Iene forte aumenta alerta sobre carry trade

Além dos EUA, o mercado acompanha a forte valorização do iene. A moeda japonesa atingiu o nível mais alto em cerca de sete meses, perto de 152,89 por dólar, com os investidores a reforçarem as apostas numa subida de juros pelo Banco do Japão. Este movimento reacendeu as preocupações com o desmantelamento do chamado carry trade, estratégia em que os investidores tomam fundos emprestados em moedas de juros baixos, como o iene, para aplicar em ativos de maior retorno.

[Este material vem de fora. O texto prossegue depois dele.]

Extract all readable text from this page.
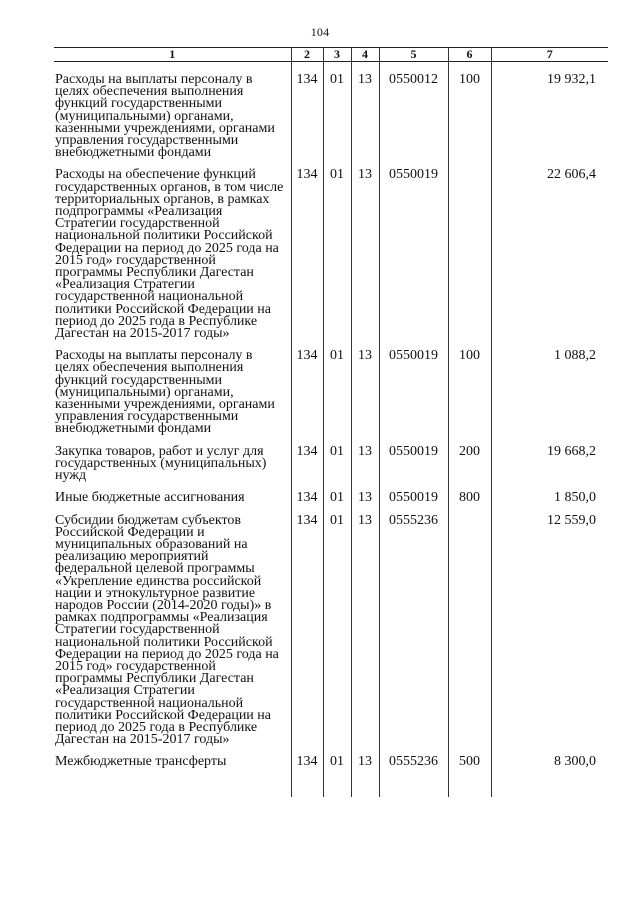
104
1	2	3	4	5	6	7
Расходы на выплаты персоналу в целях обеспечения выполнения функций государственными (муниципальными) органами, казенными учреждениями, органами управления государственными внебюджетными фондами	134	01	13	0550012	100	19 932,1
Расходы на обеспечение функций государственных органов, в том числе территориальных органов, в рамках подпрограммы «Реализация Стратегии государственной национальной политики Российской Федерации на период до 2025 года на 2015 год» государственной программы Республики Дагестан «Реализация Стратегии государственной национальной политики Российской Федерации на период до 2025 года в Республике Дагестан на 2015-2017 годы»	134	01	13	0550019		22 606,4
Расходы на выплаты персоналу в целях обеспечения выполнения функций государственными (муниципальными) органами, казенными учреждениями, органами управления государственными внебюджетными фондами	134	01	13	0550019	100	1 088,2
Закупка товаров, работ и услуг для государственных (муниципальных) нужд	134	01	13	0550019	200	19 668,2
Иные бюджетные ассигнования	134	01	13	0550019	800	1 850,0
Субсидии бюджетам субъектов Российской Федерации и муниципальных образований на реализацию мероприятий федеральной целевой программы «Укрепление единства российской нации и этнокультурное развитие народов России (2014-2020 годы)» в рамках подпрограммы «Реализация Стратегии государственной национальной политики Российской Федерации на период до 2025 года на 2015 год» государственной программы Республики Дагестан «Реализация Стратегии государственной национальной политики Российской Федерации на период до 2025 года в Республике Дагестан на 2015-2017 годы»	134	01	13	0555236		12 559,0
Межбюджетные трансферты	134	01	13	0555236	500	8 300,0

Quando o iene sobe rapidamente, esta operação pode tornar-se menos atrativa e forçar os investidores a reduzir posições em ativos de risco em todo o mundo. É por isso que a valorização da moeda japonesa tem sido acompanhada de perto por mercados como as ações tecnológicas, os criptoativos e as moedas emergentes.

O ouro também sentiu a pressão e recuou para perto dos 4.390 dólares a onça, enquanto as bolsas globais operaram sem direção clara ou em queda. Nos EUA, os futuros de ações abriram pressionados, com o mercado ainda a digerir o avanço do petróleo e dos juros antes da inflação de sexta-feira.

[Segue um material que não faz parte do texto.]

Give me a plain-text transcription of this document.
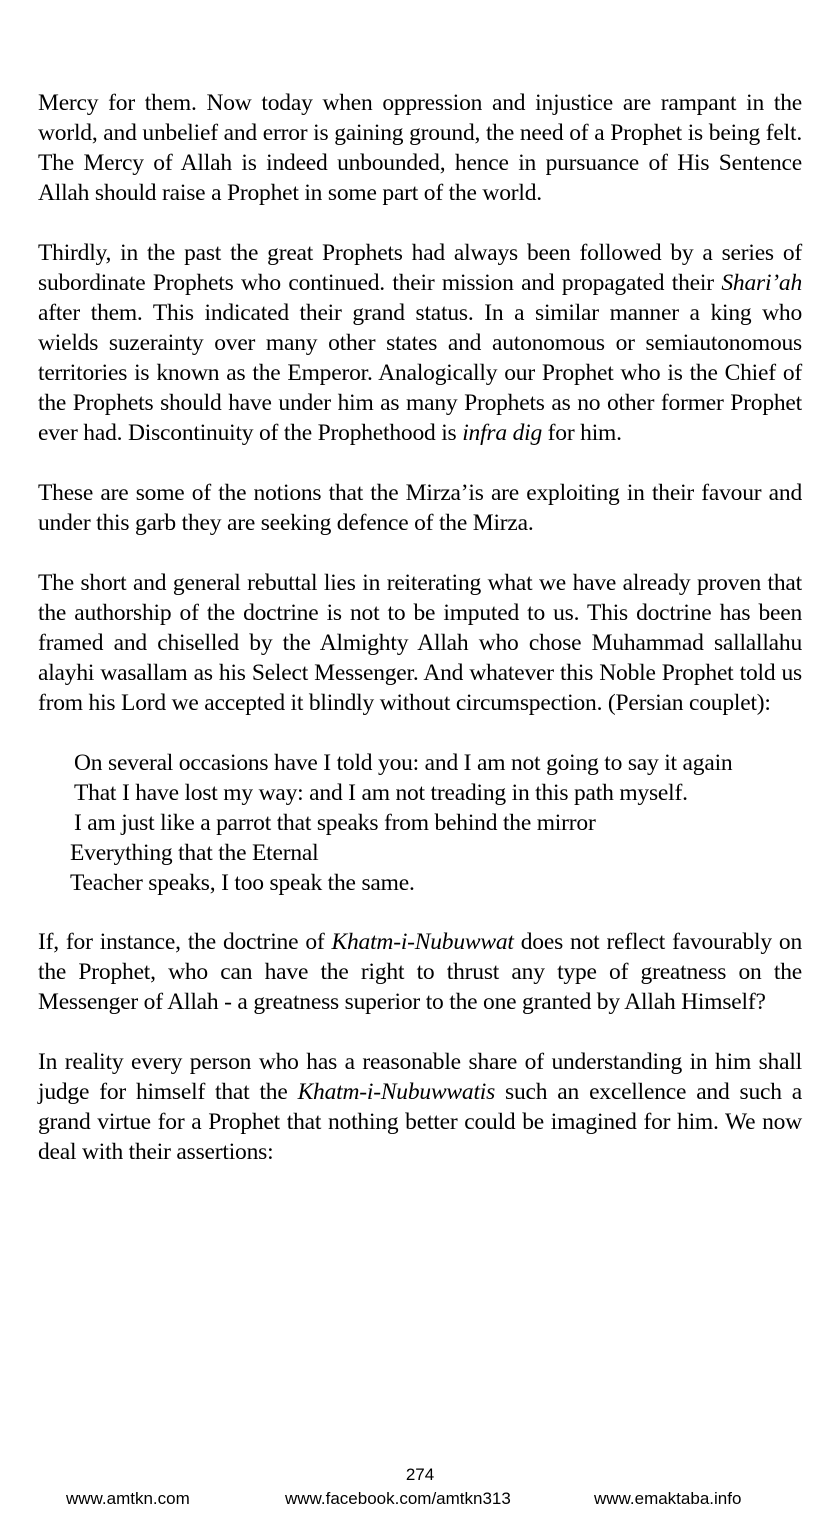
Mercy for them. Now today when oppression and injustice are rampant in the world, and unbelief and error is gaining ground, the need of a Prophet is being felt. The Mercy of Allah is indeed unbounded, hence in pursuance of His Sentence Allah should raise a Prophet in some part of the world.

Thirdly, in the past the great Prophets had always been followed by a series of subordinate Prophets who continued. their mission and propagated their Shari’ah after them. This indicated their grand status. In a similar manner a king who wields suzerainty over many other states and autonomous or semiautonomous territories is known as the Emperor. Analogically our Prophet who is the Chief of the Prophets should have under him as many Prophets as no other former Prophet ever had. Discontinuity of the Prophethood is infra dig for him.

These are some of the notions that the Mirza’is are exploiting in their favour and under this garb they are seeking defence of the Mirza.

The short and general rebuttal lies in reiterating what we have already proven that the authorship of the doctrine is not to be imputed to us. This doctrine has been framed and chiselled by the Almighty Allah who chose Muhammad sallallahu alayhi wasallam as his Select Messenger. And whatever this Noble Prophet told us from his Lord we accepted it blindly without circumspection. (Persian couplet):

On several occasions have I told you: and I am not going to say it again
That I have lost my way: and I am not treading in this path myself.
I am just like a parrot that speaks from behind the mirror
Everything that the Eternal
Teacher speaks, I too speak the same.

If, for instance, the doctrine of Khatm-i-Nubuwwat does not reflect favourably on the Prophet, who can have the right to thrust any type of greatness on the Messenger of Allah - a greatness superior to the one granted by Allah Himself?

In reality every person who has a reasonable share of understanding in him shall judge for himself that the Khatm-i-Nubuwwatis such an excellence and such a grand virtue for a Prophet that nothing better could be imagined for him. We now deal with their assertions:

274
www.amtkn.com	www.facebook.com/amtkn313	www.emaktaba.info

Para o Bitcoin, o quadro de curto prazo mantém-se dividido. A perda da faixa dos 80 mil dólares mostra que o rali perdeu força após o relatório de emprego, mas o BTC ainda tenta manter-se acima dos 78 mil dólares. Um CPI moderado pode reduzir as apostas numa subida de juros e devolver força ao mercado. Já uma inflação mais quente pode levar o Bitcoin a testar novamente suportes na faixa dos 76 mil a 75 mil dólares.